Thursday, July 31, 2008

El periodismo en una sociedad enferma

Por Guillermo Mejía

La figura de “sociedad enferma” vale para ilustrar que precisamente no subsistimos en una sociedad donde gozamos de buena salud social, económica, política y, por ende, también nuestro periodismo está achacoso. Un cuerpo enfermo no puede responder a los retos.

La idea parte del hecho que –desde hace años- se viene metiendo la idea de que tenemos en el país lo mejorcito del periodismo centroamericano, algunos lo ponen más alto dicen latinoamericano. Pareciera que El Salvador surgió mundo aparte.

En anteriores artículos hemos expuesto los principales vicios que modelan al periodismo nacional. Decir, por ejemplo, la manito cargada contra la izquierda (sobre todo la que consideran ortodoxa), el favorcito con la derecha gobernante y, por supuesto, los empresarios.

Al grado que, en esa cerrazón ideológica, el editorialista de El Diario de Hoy afirma –sin sonrojo- que nunca existió la famosa y crítica Escuela de Frankfurt. En otras palabras, los intelectuales de la talla de Adorno y Marcuse son una mentira marxista en busca del poder.

Cualquier universidad seria, independiente que sea estatal o privada, no puede suprimir en el estudio de las comunicaciones en general, y el periodismo en particular, los planteamientos que surgieron de ese grupo alemán. Pero el editorialista asegura que no existió.

Por otro lado, encontramos al otro periódico matutino de peso, La Prensa Gráfica, metido hasta el fondo en lo que sus críticos llaman la “farc-manía”, dado el sostenido y vergonzante papel que desarrolla su redacción en la tarea de untar al Fmln con la guerrilla colombiana.

Aunque disgusta a sus editores la camándula de críticas que reciben, la angustia en que se encuentran dada la cercanía de las elecciones generales de 2009 –donde la izquierda es favorita- les lleva incluso a poner como evidencia de complot el que José Luis Merino (Ramiro Vásquez) se haya reunido en Managua con los presidentes Daniel Ortega, de Nicaragua, y Mel Zelaya, de Honduras.

Solo en mentes perversas cabe el abuso de ocupar las páginas de La Prensa Gráfica para insinuar como delito el que el dirigente del Fmln se haya reunido con dos presidentes constitucionalmente electos.
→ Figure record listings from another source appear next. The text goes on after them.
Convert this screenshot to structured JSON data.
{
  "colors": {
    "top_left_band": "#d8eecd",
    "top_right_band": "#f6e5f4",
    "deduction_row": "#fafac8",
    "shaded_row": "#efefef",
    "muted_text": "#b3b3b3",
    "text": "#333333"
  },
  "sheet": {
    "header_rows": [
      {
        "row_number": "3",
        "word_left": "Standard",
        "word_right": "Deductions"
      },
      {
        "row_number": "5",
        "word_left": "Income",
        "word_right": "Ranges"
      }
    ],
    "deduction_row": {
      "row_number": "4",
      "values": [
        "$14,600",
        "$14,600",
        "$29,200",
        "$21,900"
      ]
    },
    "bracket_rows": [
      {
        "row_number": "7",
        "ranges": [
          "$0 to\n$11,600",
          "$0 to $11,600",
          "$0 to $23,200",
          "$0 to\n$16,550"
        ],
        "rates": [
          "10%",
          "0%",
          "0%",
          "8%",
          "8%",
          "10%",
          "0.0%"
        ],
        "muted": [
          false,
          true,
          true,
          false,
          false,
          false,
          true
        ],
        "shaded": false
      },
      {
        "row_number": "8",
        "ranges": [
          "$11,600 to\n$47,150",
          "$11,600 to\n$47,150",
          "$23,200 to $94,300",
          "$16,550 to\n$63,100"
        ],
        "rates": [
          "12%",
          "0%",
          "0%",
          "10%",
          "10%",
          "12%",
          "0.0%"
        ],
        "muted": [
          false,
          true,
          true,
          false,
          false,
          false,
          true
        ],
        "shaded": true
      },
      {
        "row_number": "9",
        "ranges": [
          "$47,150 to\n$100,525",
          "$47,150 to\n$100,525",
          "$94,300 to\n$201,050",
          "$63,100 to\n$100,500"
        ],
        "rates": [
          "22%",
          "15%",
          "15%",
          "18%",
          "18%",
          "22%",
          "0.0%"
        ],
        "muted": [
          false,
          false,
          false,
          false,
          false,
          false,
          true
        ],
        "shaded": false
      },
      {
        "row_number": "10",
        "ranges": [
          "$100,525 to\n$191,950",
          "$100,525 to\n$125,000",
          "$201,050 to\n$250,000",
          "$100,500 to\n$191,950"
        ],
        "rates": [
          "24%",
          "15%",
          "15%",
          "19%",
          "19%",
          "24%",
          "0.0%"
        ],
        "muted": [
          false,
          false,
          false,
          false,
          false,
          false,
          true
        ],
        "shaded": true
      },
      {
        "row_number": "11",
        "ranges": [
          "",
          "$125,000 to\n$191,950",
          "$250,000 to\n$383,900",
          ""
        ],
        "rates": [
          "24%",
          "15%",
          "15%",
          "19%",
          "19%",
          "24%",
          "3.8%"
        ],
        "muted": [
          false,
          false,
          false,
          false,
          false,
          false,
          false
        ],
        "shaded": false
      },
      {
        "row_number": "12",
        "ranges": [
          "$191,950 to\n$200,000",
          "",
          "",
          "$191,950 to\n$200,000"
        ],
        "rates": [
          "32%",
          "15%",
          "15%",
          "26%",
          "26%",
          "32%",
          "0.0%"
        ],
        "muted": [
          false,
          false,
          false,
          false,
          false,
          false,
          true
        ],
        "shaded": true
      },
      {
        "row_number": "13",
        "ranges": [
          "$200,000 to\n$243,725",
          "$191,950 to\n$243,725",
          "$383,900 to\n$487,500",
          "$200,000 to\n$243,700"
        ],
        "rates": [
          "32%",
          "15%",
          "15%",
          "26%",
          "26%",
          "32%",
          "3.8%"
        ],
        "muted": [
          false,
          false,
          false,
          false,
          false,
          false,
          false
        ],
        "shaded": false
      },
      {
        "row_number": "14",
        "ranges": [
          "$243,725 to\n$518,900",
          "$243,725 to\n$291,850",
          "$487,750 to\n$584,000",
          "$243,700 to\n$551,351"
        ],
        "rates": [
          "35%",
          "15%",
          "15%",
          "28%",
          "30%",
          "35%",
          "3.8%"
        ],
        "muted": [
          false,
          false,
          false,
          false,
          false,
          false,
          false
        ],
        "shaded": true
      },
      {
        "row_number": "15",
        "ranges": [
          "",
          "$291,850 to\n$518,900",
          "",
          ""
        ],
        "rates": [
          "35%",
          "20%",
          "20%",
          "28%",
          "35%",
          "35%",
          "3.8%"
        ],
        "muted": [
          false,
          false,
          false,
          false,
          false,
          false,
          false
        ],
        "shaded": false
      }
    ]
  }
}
Obviamente, querían también en la foto a alguien de las FARC, pero les falló.

Y qué decir de Telecorporación Salvadoreña TCS, Canales 2, 4 y 6, en sus espacios informativos-propagandísticos o en la entrevista de Jorge Hernández. O la Radiocadena YSKL que prestó su equipo de prensa para arengar durante la reciente concentración de Arena en el Estadio Cuscatlán.

Si esos son los cambios que muestra el saludable periodismo salvadoreño, pues ya no hay nada que discutir.

Pero, muy al contrario, los “avances” –que atoran a más de algún periodista, especialmente en los medios tradicionales- también sirven para desnudar a la poderosa maquinaria que mueven editores y periodistas, nacionales y extranjeros, en busca de hacerle creer a los salvadoreños que tienen el mejor periodismo del mundo.

Así, encontramos a colegas que molestos por las críticas suelen llamar a quienes las ejecutan como periodistas pesimistas o periodistas fatalistas, mientras en el mundo en que se mueven se consideran periodistas optimistas o periodistas exitosos.

Estos mismos personajes son los que aprovechan la ocasión para despotricar acerca del papel de las Escuelas de Periodismo de las universidades, porque –según ellos- no enseñan nada. Se quejan de que en algunas les hablan de manera crítica sobre los medios de difusión mientras exigen que las universidades les preparen maquileros de la información.

Pero todavía es un sueño esperar una muestra de prudencia, sensatez y humildad intelectual de parte de estos colegas. El pueblo tiene derecho a juzgarlos.

2 comments:

diaadia said...

Hola me gusta mucho su artículo, y comparto su comentario, el periodismo en El Salvador esta lejos de cumplir su verdadera función.
Alcira

pantera said...

Alcira:
Gracias por compartir las mismas preocupaciones sobre el periodismo. Que disfrute las vacaciones.